Marketing those cards is done in a variety of ways, such as putting fans’ photos on trading cards for a nominal fee. It’s something that fits nicely in a wallet.
As time has gone on, the company has gotten increasingly creative. Wasserman cited a famous quote from former hockey star Wayne Gretzky – “You miss 100 percent of the shots you don’t take” – but reminded her audience that all that creativity must come back to one thing:
“People get caught up in all these exciting and different things you can do, and then I say, ‘How is that helping us sell cards, at the end of the day?’”
Selling cards, she said, means engaging fans, not catering to collectors. The company takes great pains to authenticate its cards with a patented five-step process, but in recent years it has become just as passionate about something far more important, something that matches CCOB’s “Conscious Capitalism” credo.
Wasserman spent a considerable amount of time addressing Upper Deck’s “Heroic Inspirations” campaign, in which it produces cards for special individuals, such as children battling cancer, and donates the proceeds to charity. The money can be used by the family to pay off medical bills.
The campaign began when an ESPN feature on Jack Hoffman, a 7-year-old in Nebraska with brain cancer, caught the attention of Chris Carlin, Upper Deck’s Senior Marketing and Social Media Manager.

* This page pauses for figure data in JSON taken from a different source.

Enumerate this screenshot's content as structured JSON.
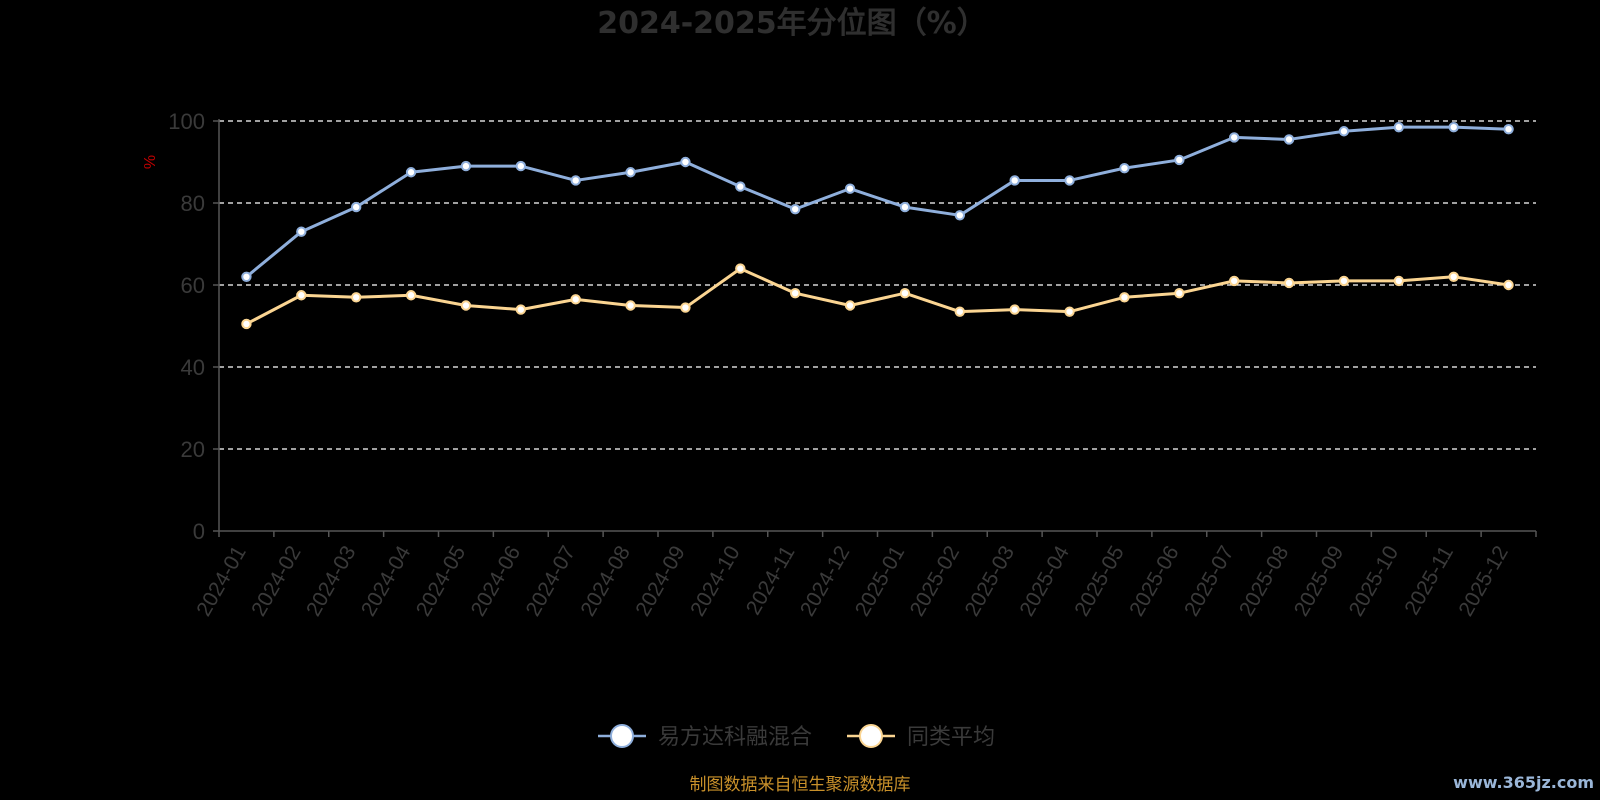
{
  "title": "2024-2025年分位图（%）",
  "y_unit": "%",
  "source_note": "制图数据来自恒生聚源数据库",
  "watermark": "www.365jz.com",
  "colors": {
    "background": "#000000",
    "series_a": "#8fafdc",
    "series_b": "#fbd592",
    "grid": "#ffffff",
    "axis": "#555555"
  },
  "legend": [
    {
      "label": "易方达科融混合",
      "color": "#8fafdc"
    },
    {
      "label": "同类平均",
      "color": "#fbd592"
    }
  ],
  "chart_data": {
    "type": "line",
    "title": "2024-2025年分位图（%）",
    "ylabel": "%",
    "ylim": [
      0,
      100
    ],
    "yticks": [
      0,
      20,
      40,
      60,
      80,
      100
    ],
    "grid": true,
    "legend_position": "bottom",
    "categories": [
      "2024-01",
      "2024-02",
      "2024-03",
      "2024-04",
      "2024-05",
      "2024-06",
      "2024-07",
      "2024-08",
      "2024-09",
      "2024-10",
      "2024-11",
      "2024-12",
      "2025-01",
      "2025-02",
      "2025-03",
      "2025-04",
      "2025-05",
      "2025-06",
      "2025-07",
      "2025-08",
      "2025-09",
      "2025-10",
      "2025-11",
      "2025-12"
    ],
    "series": [
      {
        "name": "易方达科融混合",
        "values": [
          62,
          73,
          79,
          87.5,
          89,
          89,
          85.5,
          87.5,
          90,
          84,
          78.5,
          83.5,
          79,
          77,
          85.5,
          85.5,
          88.5,
          90.5,
          96,
          95.5,
          97.5,
          98.5,
          98.5,
          98
        ]
      },
      {
        "name": "同类平均",
        "values": [
          50.5,
          57.5,
          57,
          57.5,
          55,
          54,
          56.5,
          55,
          54.5,
          64,
          58,
          55,
          58,
          53.5,
          54,
          53.5,
          57,
          58,
          61,
          60.5,
          61,
          61,
          62,
          60
        ]
      }
    ]
  }
}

Now, Wasserman said, Carlin spends about 20 percent of his time on the campaign, which also has featured Liam Fitzgerald, Sam Tageson and Daniel Alexander.
“Using your marketing powers to do good – who can’t get behind that?” Wasserman said.
And here’s another reason for students to want to work for a company like this: With every paycheck, Upper Deck employees get a pack of trading cards.
No wonder it’s yet another company in the sports industry that has far more applicants than open positions. “There’s so much competition,” Wasserman said. “People want to love what they do.”
It goes hand in hand with being a fanatic. But applying that knowledge properly is the name of the game.